Thank you very much. This is extremely helpful. Code for my objective/gradient functions are lengthy and complicated, hence posting fully functional code would obfuscate matters.

The input to my objective and gradient functions consists of a collection of differently sized matrices (many thousands of scalar variables in total). From your response to the second part of my question, I figure that for now the only way to handle this is to vectorize and stitch them together when calling optim, then do the reverse in my objective function. I figure the oncedifferentiable functionality does not provide a way out of that. Correct?

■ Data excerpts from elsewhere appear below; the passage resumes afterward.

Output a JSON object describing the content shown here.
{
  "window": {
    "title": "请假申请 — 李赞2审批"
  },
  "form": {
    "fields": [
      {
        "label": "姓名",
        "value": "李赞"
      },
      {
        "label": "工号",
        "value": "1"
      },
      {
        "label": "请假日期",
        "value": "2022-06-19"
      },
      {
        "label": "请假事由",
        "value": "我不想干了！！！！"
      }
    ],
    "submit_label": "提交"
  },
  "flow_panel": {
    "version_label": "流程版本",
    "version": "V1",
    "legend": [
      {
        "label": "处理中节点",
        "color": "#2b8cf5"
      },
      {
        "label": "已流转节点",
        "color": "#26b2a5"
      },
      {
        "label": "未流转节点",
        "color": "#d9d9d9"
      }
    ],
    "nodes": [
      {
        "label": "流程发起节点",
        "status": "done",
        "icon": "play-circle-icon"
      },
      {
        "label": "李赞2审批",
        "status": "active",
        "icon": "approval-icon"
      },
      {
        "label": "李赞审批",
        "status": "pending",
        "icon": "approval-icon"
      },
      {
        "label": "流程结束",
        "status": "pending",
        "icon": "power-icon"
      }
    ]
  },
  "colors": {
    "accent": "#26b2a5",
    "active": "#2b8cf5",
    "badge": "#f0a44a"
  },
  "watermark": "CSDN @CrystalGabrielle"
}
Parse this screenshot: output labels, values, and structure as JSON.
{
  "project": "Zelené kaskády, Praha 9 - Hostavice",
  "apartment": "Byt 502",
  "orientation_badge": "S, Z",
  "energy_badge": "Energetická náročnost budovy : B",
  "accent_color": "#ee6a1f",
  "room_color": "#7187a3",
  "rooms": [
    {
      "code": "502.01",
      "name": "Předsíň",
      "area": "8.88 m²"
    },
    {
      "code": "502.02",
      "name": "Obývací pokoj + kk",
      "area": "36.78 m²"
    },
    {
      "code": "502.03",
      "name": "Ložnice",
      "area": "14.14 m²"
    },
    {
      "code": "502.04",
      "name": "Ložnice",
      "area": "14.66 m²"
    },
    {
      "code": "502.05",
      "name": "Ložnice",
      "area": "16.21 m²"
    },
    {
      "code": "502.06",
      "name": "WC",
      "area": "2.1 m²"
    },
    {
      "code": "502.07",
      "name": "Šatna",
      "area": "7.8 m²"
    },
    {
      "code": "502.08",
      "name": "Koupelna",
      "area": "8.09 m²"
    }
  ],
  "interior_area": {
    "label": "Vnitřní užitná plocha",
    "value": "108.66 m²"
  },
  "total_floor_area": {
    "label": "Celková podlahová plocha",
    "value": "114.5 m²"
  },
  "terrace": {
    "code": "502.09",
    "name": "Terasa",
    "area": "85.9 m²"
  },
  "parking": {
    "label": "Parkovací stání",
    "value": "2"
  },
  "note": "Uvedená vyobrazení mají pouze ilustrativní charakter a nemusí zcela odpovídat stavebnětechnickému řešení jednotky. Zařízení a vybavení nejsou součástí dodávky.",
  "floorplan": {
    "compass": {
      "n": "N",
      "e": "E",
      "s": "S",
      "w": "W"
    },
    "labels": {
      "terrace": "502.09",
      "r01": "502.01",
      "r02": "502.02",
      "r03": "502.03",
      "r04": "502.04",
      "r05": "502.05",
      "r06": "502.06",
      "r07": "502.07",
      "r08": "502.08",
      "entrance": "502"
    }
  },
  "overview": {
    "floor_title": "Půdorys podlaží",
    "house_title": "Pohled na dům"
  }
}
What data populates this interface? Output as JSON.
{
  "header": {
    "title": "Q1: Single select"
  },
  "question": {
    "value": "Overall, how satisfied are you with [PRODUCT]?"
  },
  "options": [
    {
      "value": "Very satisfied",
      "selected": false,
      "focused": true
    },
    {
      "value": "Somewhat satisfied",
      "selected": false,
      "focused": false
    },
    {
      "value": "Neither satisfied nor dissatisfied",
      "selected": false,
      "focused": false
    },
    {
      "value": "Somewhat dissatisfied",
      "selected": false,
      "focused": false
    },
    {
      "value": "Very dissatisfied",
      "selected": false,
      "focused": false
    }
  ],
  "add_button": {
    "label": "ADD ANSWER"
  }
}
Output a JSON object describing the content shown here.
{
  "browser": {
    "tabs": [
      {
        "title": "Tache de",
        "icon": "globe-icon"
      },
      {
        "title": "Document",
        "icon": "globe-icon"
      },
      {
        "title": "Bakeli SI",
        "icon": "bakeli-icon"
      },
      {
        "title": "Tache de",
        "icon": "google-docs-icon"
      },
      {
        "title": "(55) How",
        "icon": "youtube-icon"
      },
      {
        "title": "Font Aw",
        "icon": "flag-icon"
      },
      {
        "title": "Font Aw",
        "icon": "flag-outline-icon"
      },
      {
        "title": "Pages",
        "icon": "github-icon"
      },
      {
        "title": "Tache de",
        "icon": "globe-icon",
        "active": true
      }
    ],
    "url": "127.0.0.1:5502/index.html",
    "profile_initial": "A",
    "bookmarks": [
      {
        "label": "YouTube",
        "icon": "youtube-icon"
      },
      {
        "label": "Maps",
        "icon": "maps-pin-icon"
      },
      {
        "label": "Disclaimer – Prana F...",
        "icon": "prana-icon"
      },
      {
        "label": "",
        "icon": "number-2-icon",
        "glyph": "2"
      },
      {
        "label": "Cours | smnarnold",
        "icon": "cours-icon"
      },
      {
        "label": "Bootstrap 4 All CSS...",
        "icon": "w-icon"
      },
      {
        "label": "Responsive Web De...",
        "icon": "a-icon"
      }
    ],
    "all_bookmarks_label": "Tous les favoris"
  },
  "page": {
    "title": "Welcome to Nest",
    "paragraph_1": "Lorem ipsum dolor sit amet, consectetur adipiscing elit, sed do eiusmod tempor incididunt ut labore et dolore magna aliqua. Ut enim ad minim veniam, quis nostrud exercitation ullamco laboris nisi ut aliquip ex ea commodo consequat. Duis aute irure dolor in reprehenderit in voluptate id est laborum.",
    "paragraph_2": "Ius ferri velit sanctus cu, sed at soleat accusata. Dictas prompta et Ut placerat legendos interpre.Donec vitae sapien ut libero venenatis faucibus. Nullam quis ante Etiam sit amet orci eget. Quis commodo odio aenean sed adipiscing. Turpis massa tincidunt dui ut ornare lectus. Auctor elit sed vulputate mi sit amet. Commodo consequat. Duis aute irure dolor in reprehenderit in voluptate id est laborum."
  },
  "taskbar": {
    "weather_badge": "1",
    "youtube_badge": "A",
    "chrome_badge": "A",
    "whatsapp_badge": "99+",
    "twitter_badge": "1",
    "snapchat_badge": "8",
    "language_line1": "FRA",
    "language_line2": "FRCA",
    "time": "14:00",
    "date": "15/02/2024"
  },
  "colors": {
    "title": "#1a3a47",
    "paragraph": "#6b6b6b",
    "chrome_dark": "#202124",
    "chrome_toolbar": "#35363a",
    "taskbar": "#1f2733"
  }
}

Thanks again for the help and examples.

If Optim.jl allows AbstractArrays and internally broadcasts (does it @pkofod?) then a RecursiveArrayTools.ArrayPartition was designed for this. If not, yeah separating out the array using views is the way to go. I show the difference between the two with DifferentialEquations.jl in a blog post here:

but the same idea applies with any package using an array input. In v0.7 views won’t matter as much though, but it will still be a bit of a pain to do this manually IMO so hopefully enough of the Julia ecosystem can be setup with AbstractArray+broadcast that we can start using fancier tools.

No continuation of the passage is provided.